When she decided to bring the project to the Philippines, it felt like a natural continuation, as it aligned with real issues the country struggles with. In Manila, she collaborated with fellow artist and studiomate Erik Peters, as well as other Filipino artists, to further develop its world and narrative in two more exhibitions

This participatory ethos extends beyond storytelling into multi-sensory experiences. “For Maria Islands, I also created a fragrance that mimicked what these plastic islands might smell like: ocean, salt, soil, burning tar, and artificial flowers. It was definitely interesting!,” she laughs.

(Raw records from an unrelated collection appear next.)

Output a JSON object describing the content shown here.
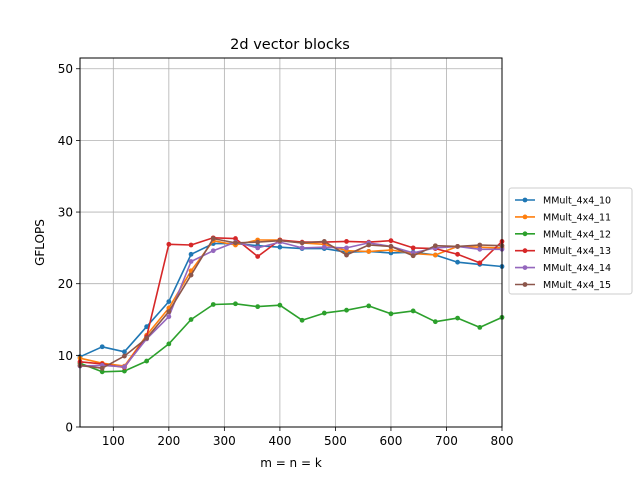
{
  "chart_data": {
    "type": "line",
    "title": "2d vector blocks",
    "xlabel": "m = n = k",
    "ylabel": "GFLOPS",
    "xlim": [
      40,
      800
    ],
    "ylim": [
      0,
      51.5
    ],
    "xticks": [
      100,
      200,
      300,
      400,
      500,
      600,
      700,
      800
    ],
    "yticks": [
      0,
      10,
      20,
      30,
      40,
      50
    ],
    "grid": true,
    "legend_position": "outside-right",
    "x": [
      40,
      80,
      120,
      160,
      200,
      240,
      280,
      320,
      360,
      400,
      440,
      480,
      520,
      560,
      600,
      640,
      680,
      720,
      760,
      800
    ],
    "series": [
      {
        "name": "MMult_4x4_10",
        "color": "#1f77b4",
        "values": [
          9.8,
          11.2,
          10.5,
          14.0,
          17.5,
          24.1,
          25.6,
          25.6,
          25.3,
          25.1,
          24.9,
          24.9,
          24.4,
          24.5,
          24.3,
          24.4,
          24.0,
          23.0,
          22.7,
          22.4
        ]
      },
      {
        "name": "MMult_4x4_11",
        "color": "#ff7f0e",
        "values": [
          9.6,
          8.9,
          8.5,
          12.8,
          16.6,
          21.8,
          26.0,
          25.4,
          26.1,
          26.1,
          25.7,
          25.5,
          24.6,
          24.5,
          24.7,
          24.2,
          24.0,
          25.2,
          25.1,
          25.0
        ]
      },
      {
        "name": "MMult_4x4_12",
        "color": "#2ca02c",
        "values": [
          8.9,
          7.7,
          7.8,
          9.2,
          11.6,
          15.0,
          17.1,
          17.2,
          16.8,
          17.0,
          14.9,
          15.9,
          16.3,
          16.9,
          15.8,
          16.2,
          14.7,
          15.2,
          13.9,
          15.3
        ]
      },
      {
        "name": "MMult_4x4_13",
        "color": "#d62728",
        "values": [
          9.1,
          8.8,
          8.3,
          12.6,
          25.5,
          25.4,
          26.4,
          26.3,
          23.8,
          26.1,
          25.8,
          25.8,
          25.9,
          25.8,
          26.0,
          25.0,
          24.9,
          24.1,
          22.9,
          25.9
        ]
      },
      {
        "name": "MMult_4x4_14",
        "color": "#9467bd",
        "values": [
          8.5,
          8.6,
          8.4,
          12.3,
          15.4,
          23.1,
          24.6,
          25.8,
          25.0,
          25.8,
          25.0,
          25.1,
          25.0,
          25.7,
          25.2,
          24.3,
          25.0,
          25.2,
          24.8,
          24.8
        ]
      },
      {
        "name": "MMult_4x4_15",
        "color": "#8c564b",
        "values": [
          8.6,
          8.2,
          9.9,
          12.4,
          16.1,
          21.2,
          26.3,
          25.7,
          25.8,
          26.0,
          25.7,
          25.9,
          24.0,
          25.4,
          25.2,
          23.9,
          25.3,
          25.2,
          25.4,
          25.3
        ]
      }
    ]
  }
}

Rather than simply observing, audiences become co-creators of the speculative futures she envisions. “Often, solutions are dictated from the top down. The people most affected by these issues rarely get a say in shaping their own futures. That’s where imagination becomes powerful.”

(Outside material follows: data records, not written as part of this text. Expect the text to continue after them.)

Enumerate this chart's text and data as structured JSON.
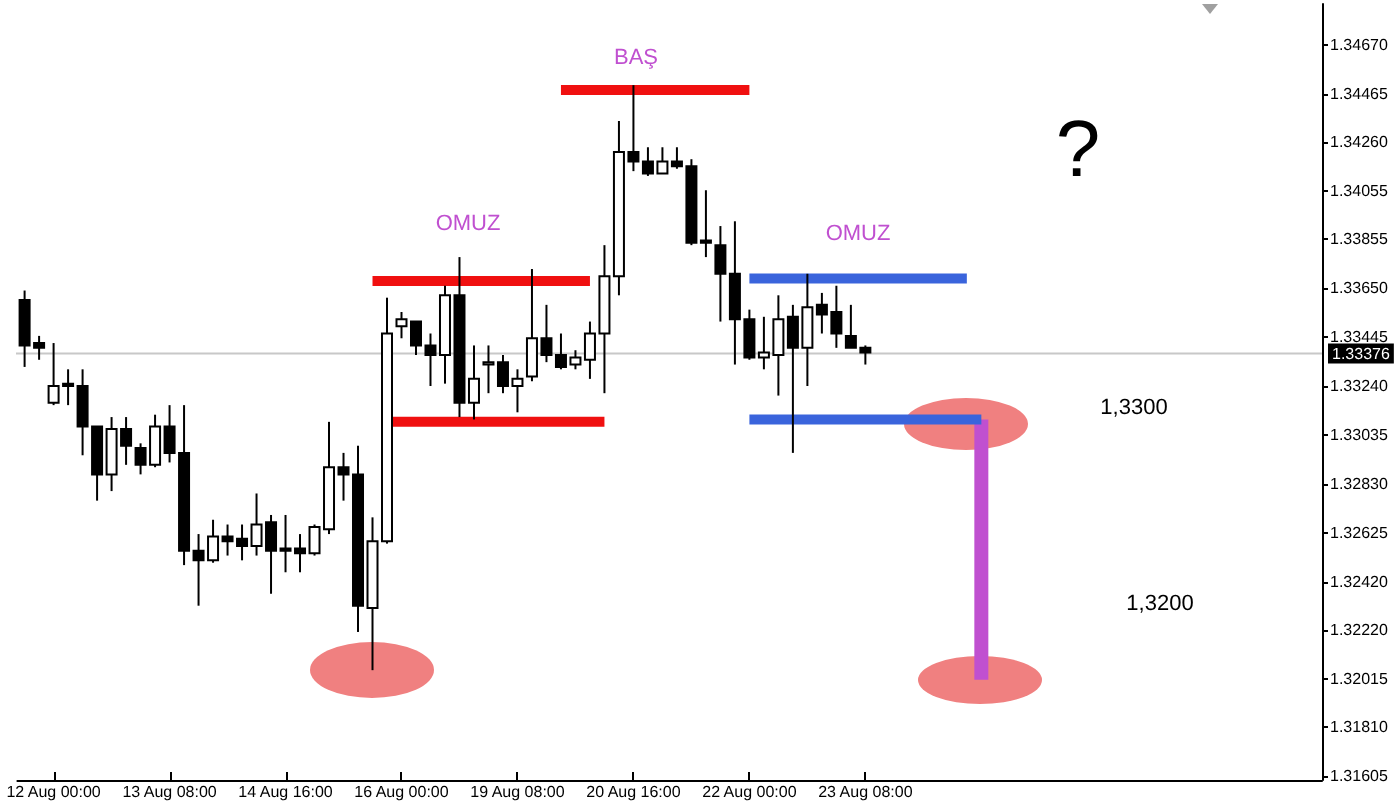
{
  "chart_data": {
    "type": "candlestick",
    "categories": [
      null,
      null,
      "12 Aug 00:00",
      null,
      null,
      null,
      null,
      null,
      null,
      null,
      "13 Aug 08:00",
      null,
      null,
      null,
      null,
      null,
      null,
      null,
      "14 Aug 16:00",
      null,
      null,
      null,
      null,
      null,
      null,
      null,
      "16 Aug 00:00",
      null,
      null,
      null,
      null,
      null,
      null,
      null,
      "19 Aug 08:00",
      null,
      null,
      null,
      null,
      null,
      null,
      null,
      "20 Aug 16:00",
      null,
      null,
      null,
      null,
      null,
      null,
      null,
      "22 Aug 00:00",
      null,
      null,
      null,
      null,
      null,
      null,
      null,
      "23 Aug 08:00",
      null,
      null,
      null,
      null,
      null,
      null,
      null,
      null,
      null,
      null,
      null,
      null,
      null,
      null,
      null,
      null,
      null,
      null,
      null,
      null,
      null,
      null,
      null,
      null,
      null,
      null,
      null,
      null,
      null,
      null,
      null
    ],
    "ohlc": [
      [
        1.336,
        1.3364,
        1.3332,
        1.3341
      ],
      [
        1.3342,
        1.3345,
        1.3335,
        1.334
      ],
      [
        1.3317,
        1.3342,
        1.3316,
        1.3324
      ],
      [
        1.3325,
        1.3331,
        1.3316,
        1.3324
      ],
      [
        1.3324,
        1.3331,
        1.3295,
        1.3307
      ],
      [
        1.3307,
        1.3307,
        1.3276,
        1.3287
      ],
      [
        1.3287,
        1.3311,
        1.328,
        1.3306
      ],
      [
        1.3306,
        1.3311,
        1.3291,
        1.3299
      ],
      [
        1.3298,
        1.33,
        1.3287,
        1.3291
      ],
      [
        1.3291,
        1.3312,
        1.329,
        1.3307
      ],
      [
        1.3307,
        1.3316,
        1.3292,
        1.3296
      ],
      [
        1.3296,
        1.3316,
        1.3249,
        1.3255
      ],
      [
        1.3255,
        1.3262,
        1.3232,
        1.3251
      ],
      [
        1.3251,
        1.3268,
        1.325,
        1.3261
      ],
      [
        1.3261,
        1.3266,
        1.3253,
        1.3259
      ],
      [
        1.326,
        1.3266,
        1.3251,
        1.3257
      ],
      [
        1.3257,
        1.3279,
        1.3253,
        1.3266
      ],
      [
        1.3267,
        1.327,
        1.3237,
        1.3255
      ],
      [
        1.3256,
        1.327,
        1.3246,
        1.3255
      ],
      [
        1.3256,
        1.3262,
        1.3246,
        1.3254
      ],
      [
        1.3254,
        1.3266,
        1.3253,
        1.3265
      ],
      [
        1.3264,
        1.3309,
        1.3262,
        1.329
      ],
      [
        1.329,
        1.3296,
        1.3276,
        1.3287
      ],
      [
        1.3287,
        1.3299,
        1.3221,
        1.3232
      ],
      [
        1.3231,
        1.3269,
        1.3205,
        1.3259
      ],
      [
        1.3259,
        1.3361,
        1.3258,
        1.3346
      ],
      [
        1.3349,
        1.3355,
        1.3344,
        1.3352
      ],
      [
        1.3351,
        1.3351,
        1.3337,
        1.3341
      ],
      [
        1.3341,
        1.3346,
        1.3324,
        1.3337
      ],
      [
        1.3337,
        1.3366,
        1.3325,
        1.3362
      ],
      [
        1.3362,
        1.3378,
        1.3311,
        1.3317
      ],
      [
        1.3317,
        1.3341,
        1.331,
        1.3327
      ],
      [
        1.3333,
        1.3341,
        1.3321,
        1.3334
      ],
      [
        1.3334,
        1.3337,
        1.3321,
        1.3324
      ],
      [
        1.3324,
        1.3331,
        1.3313,
        1.3327
      ],
      [
        1.3328,
        1.3373,
        1.3326,
        1.3344
      ],
      [
        1.3344,
        1.3358,
        1.3334,
        1.3337
      ],
      [
        1.3337,
        1.3346,
        1.3331,
        1.3332
      ],
      [
        1.3333,
        1.3339,
        1.3331,
        1.3336
      ],
      [
        1.3335,
        1.3351,
        1.3327,
        1.3346
      ],
      [
        1.3346,
        1.3383,
        1.3321,
        1.337
      ],
      [
        1.337,
        1.3435,
        1.3362,
        1.3422
      ],
      [
        1.3422,
        1.345,
        1.3414,
        1.3418
      ],
      [
        1.3418,
        1.3424,
        1.3412,
        1.3413
      ],
      [
        1.3413,
        1.3424,
        1.3413,
        1.3418
      ],
      [
        1.3418,
        1.3424,
        1.3415,
        1.3416
      ],
      [
        1.3416,
        1.3419,
        1.3383,
        1.3384
      ],
      [
        1.3385,
        1.3406,
        1.3378,
        1.3384
      ],
      [
        1.3383,
        1.3391,
        1.3351,
        1.3371
      ],
      [
        1.3371,
        1.3393,
        1.3333,
        1.3352
      ],
      [
        1.3352,
        1.3356,
        1.3335,
        1.3336
      ],
      [
        1.3336,
        1.3353,
        1.3331,
        1.3338
      ],
      [
        1.3337,
        1.3362,
        1.332,
        1.3352
      ],
      [
        1.3353,
        1.3358,
        1.3296,
        1.334
      ],
      [
        1.334,
        1.3371,
        1.3324,
        1.3357
      ],
      [
        1.3358,
        1.3363,
        1.3346,
        1.3354
      ],
      [
        1.3355,
        1.3366,
        1.334,
        1.3346
      ],
      [
        1.3345,
        1.3358,
        1.334,
        1.334
      ],
      [
        1.334,
        1.3341,
        1.3333,
        1.3338
      ],
      null,
      null,
      null,
      null,
      null,
      null,
      null,
      null,
      null,
      null,
      null,
      null,
      null,
      null,
      null,
      null,
      null,
      null,
      null,
      null,
      null,
      null,
      null,
      null,
      null,
      null,
      null,
      null,
      null,
      null,
      null
    ],
    "series": [
      {
        "type": "line",
        "color": "#f01010",
        "marker": "none",
        "line_style": "solid",
        "values": [
          null,
          null,
          null,
          null,
          null,
          null,
          null,
          null,
          null,
          null,
          null,
          null,
          null,
          null,
          null,
          null,
          null,
          null,
          null,
          null,
          null,
          null,
          null,
          null,
          null,
          null,
          null,
          null,
          null,
          null,
          null,
          null,
          null,
          null,
          null,
          null,
          null,
          1.3448,
          1.3448,
          1.3448,
          1.3448,
          1.3448,
          1.3448,
          1.3448,
          1.3448,
          1.3448,
          1.3448,
          1.3448,
          1.3448,
          1.3448,
          1.3448,
          null,
          null,
          null,
          null,
          null,
          null,
          null,
          null,
          null,
          null,
          null,
          null,
          null,
          null,
          null,
          null,
          null,
          null,
          null,
          null,
          null,
          null,
          null,
          null,
          null,
          null,
          null,
          null,
          null,
          null,
          null,
          null,
          null,
          null,
          null,
          null,
          null,
          null,
          null
        ]
      },
      {
        "type": "line",
        "color": "#f01010",
        "marker": "none",
        "line_style": "solid",
        "values": [
          null,
          null,
          null,
          null,
          null,
          null,
          null,
          null,
          null,
          null,
          null,
          null,
          null,
          null,
          null,
          null,
          null,
          null,
          null,
          null,
          null,
          null,
          null,
          null,
          1.3368,
          1.3368,
          1.3368,
          1.3368,
          1.3368,
          1.3368,
          1.3368,
          1.3368,
          1.3368,
          1.3368,
          1.3368,
          1.3368,
          1.3368,
          1.3368,
          1.3368,
          1.3368,
          null,
          null,
          null,
          null,
          null,
          null,
          null,
          null,
          null,
          null,
          null,
          null,
          null,
          null,
          null,
          null,
          null,
          null,
          null,
          null,
          null,
          null,
          null,
          null,
          null,
          null,
          null,
          null,
          null,
          null,
          null,
          null,
          null,
          null,
          null,
          null,
          null,
          null,
          null,
          null,
          null,
          null,
          null,
          null,
          null,
          null,
          null,
          null,
          null,
          null
        ]
      },
      {
        "type": "line",
        "color": "#f01010",
        "marker": "none",
        "line_style": "solid",
        "values": [
          null,
          null,
          null,
          null,
          null,
          null,
          null,
          null,
          null,
          null,
          null,
          null,
          null,
          null,
          null,
          null,
          null,
          null,
          null,
          null,
          null,
          null,
          null,
          null,
          null,
          1.3309,
          1.3309,
          1.3309,
          1.3309,
          1.3309,
          1.3309,
          1.3309,
          1.3309,
          1.3309,
          1.3309,
          1.3309,
          1.3309,
          1.3309,
          1.3309,
          1.3309,
          1.3309,
          null,
          null,
          null,
          null,
          null,
          null,
          null,
          null,
          null,
          null,
          null,
          null,
          null,
          null,
          null,
          null,
          null,
          null,
          null,
          null,
          null,
          null,
          null,
          null,
          null,
          null,
          null,
          null,
          null,
          null,
          null,
          null,
          null,
          null,
          null,
          null,
          null,
          null,
          null,
          null,
          null,
          null,
          null,
          null,
          null,
          null,
          null,
          null,
          null
        ]
      },
      {
        "type": "line",
        "color": "#3a64dc",
        "marker": "none",
        "line_style": "solid",
        "values": [
          null,
          null,
          null,
          null,
          null,
          null,
          null,
          null,
          null,
          null,
          null,
          null,
          null,
          null,
          null,
          null,
          null,
          null,
          null,
          null,
          null,
          null,
          null,
          null,
          null,
          null,
          null,
          null,
          null,
          null,
          null,
          null,
          null,
          null,
          null,
          null,
          null,
          null,
          null,
          null,
          null,
          null,
          null,
          null,
          null,
          null,
          null,
          null,
          null,
          null,
          1.3369,
          1.3369,
          1.3369,
          1.3369,
          1.3369,
          1.3369,
          1.3369,
          1.3369,
          1.3369,
          1.3369,
          1.3369,
          1.3369,
          1.3369,
          1.3369,
          1.3369,
          1.3369,
          null,
          null,
          null,
          null,
          null,
          null,
          null,
          null,
          null,
          null,
          null,
          null,
          null,
          null,
          null,
          null,
          null,
          null,
          null,
          null,
          null,
          null,
          null,
          null
        ]
      },
      {
        "type": "line",
        "color": "#3a64dc",
        "marker": "none",
        "line_style": "solid",
        "values": [
          null,
          null,
          null,
          null,
          null,
          null,
          null,
          null,
          null,
          null,
          null,
          null,
          null,
          null,
          null,
          null,
          null,
          null,
          null,
          null,
          null,
          null,
          null,
          null,
          null,
          null,
          null,
          null,
          null,
          null,
          null,
          null,
          null,
          null,
          null,
          null,
          null,
          null,
          null,
          null,
          null,
          null,
          null,
          null,
          null,
          null,
          null,
          null,
          null,
          null,
          1.331,
          1.331,
          1.331,
          1.331,
          1.331,
          1.331,
          1.331,
          1.331,
          1.331,
          1.331,
          1.331,
          1.331,
          1.331,
          1.331,
          1.331,
          1.331,
          1.331,
          null,
          null,
          null,
          null,
          null,
          null,
          null,
          null,
          null,
          null,
          null,
          null,
          null,
          null,
          null,
          null,
          null,
          null,
          null,
          null,
          null,
          null,
          null
        ]
      },
      {
        "type": "bar",
        "color": "#c050d0",
        "values": [
          null,
          null,
          null,
          null,
          null,
          null,
          null,
          null,
          null,
          null,
          null,
          null,
          null,
          null,
          null,
          null,
          null,
          null,
          null,
          null,
          null,
          null,
          null,
          null,
          null,
          null,
          null,
          null,
          null,
          null,
          null,
          null,
          null,
          null,
          null,
          null,
          null,
          null,
          null,
          null,
          null,
          null,
          null,
          null,
          null,
          null,
          null,
          null,
          null,
          null,
          null,
          null,
          null,
          null,
          null,
          null,
          null,
          null,
          null,
          null,
          null,
          null,
          null,
          null,
          null,
          null,
          0.0109,
          null,
          null,
          null,
          null,
          null,
          null,
          null,
          null,
          null,
          null,
          null,
          null,
          null,
          null,
          null,
          null,
          null,
          null,
          null,
          null,
          null,
          null,
          null
        ],
        "base": [
          null,
          null,
          null,
          null,
          null,
          null,
          null,
          null,
          null,
          null,
          null,
          null,
          null,
          null,
          null,
          null,
          null,
          null,
          null,
          null,
          null,
          null,
          null,
          null,
          null,
          null,
          null,
          null,
          null,
          null,
          null,
          null,
          null,
          null,
          null,
          null,
          null,
          null,
          null,
          null,
          null,
          null,
          null,
          null,
          null,
          null,
          null,
          null,
          null,
          null,
          null,
          null,
          null,
          null,
          null,
          null,
          null,
          null,
          null,
          null,
          null,
          null,
          null,
          null,
          null,
          null,
          1.3201,
          null,
          null,
          null,
          null,
          null,
          null,
          null,
          null,
          null,
          null,
          null,
          null,
          null,
          null,
          null,
          null,
          null,
          null,
          null,
          null,
          null,
          null,
          null
        ]
      }
    ],
    "ylim": [
      1.3159,
      1.3484
    ],
    "yticks": [
      {
        "value": 1.3467,
        "label": "1.34670"
      },
      {
        "value": 1.34465,
        "label": "1.34465"
      },
      {
        "value": 1.3426,
        "label": "1.34260"
      },
      {
        "value": 1.34055,
        "label": "1.34055"
      },
      {
        "value": 1.33855,
        "label": "1.33855"
      },
      {
        "value": 1.3365,
        "label": "1.33650"
      },
      {
        "value": 1.33445,
        "label": "1.33445"
      },
      {
        "value": 1.3324,
        "label": "1.33240"
      },
      {
        "value": 1.33035,
        "label": "1.33035"
      },
      {
        "value": 1.3283,
        "label": "1.32830"
      },
      {
        "value": 1.32625,
        "label": "1.32625"
      },
      {
        "value": 1.3242,
        "label": "1.32420"
      },
      {
        "value": 1.3222,
        "label": "1.32220"
      },
      {
        "value": 1.32015,
        "label": "1.32015"
      },
      {
        "value": 1.3181,
        "label": "1.31810"
      },
      {
        "value": 1.31605,
        "label": "1.31605"
      }
    ],
    "ref_lines": [
      {
        "axis": "y",
        "value": 1.33376,
        "label": "1.33376",
        "color": "#c8c8c8"
      }
    ],
    "annotations": [
      "BAŞ",
      "OMUZ",
      "OMUZ",
      "?",
      "1,3300",
      "1,3200"
    ],
    "grid": false
  }
}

Still 'Ilog Maria Vessel' | 2023 | Material: 3D printed PLA, acrylic paint | Dimensions: 32x34x35cm

What will you be showing at Art Rotterdam?
At Prospects, Bianca presents a sculpture and a video from Maria Islands (2023), a project that reflects her personal connection between the Philippines and the Netherlands while addressing global power imbalances in waste distribution. “I’m from the Philippines, but I’ve spent years studying and working in the Netherlands. I wanted to create a project that resonates between these two places, not just personally, but in how they are connected through systems of consumption and waste.”

The video, Maria Islands (2023), speculates on a future where the Philippines expands its territory using imported plastic waste, referencing the real-world practice of Western nations offloading their waste onto the Global South. The Philippines, one of the largest recipients of plastic waste - much of it from the Netherlands - lacks the infrastructure to process the volumes it receives. "It makes no sense because, at the end of the day, waste doesn’t disappear, it becomes everyone’s problem. But in these global power structures, it’s the wealthier nations that get to dictate who bears that burden."

Rather than simply exposing this imbalance, Maria Islands flips the power dynamic, imagining a future in a video where plastic becomes the foundation for nation-building. "What if, instead of being a symbol of environmental collapse, plastic waste became a resource? What if the Philippines, rather than being forced to absorb waste it can’t process, turned that into power, literally reshaping its territory, its economy, and its future?"

The sculpture, Ilog Maria Vessel (2023), brings this imagined world into physical form, allowing visitors to tangibly engage with her speculative landscape. The Mondrian Fund grant was instrumental in developing Maria Islands. “The grant gave me the opportunity to explore the geopolitical, cultural, and spiritual dimensions of what this speculative future could mean in greater depth.”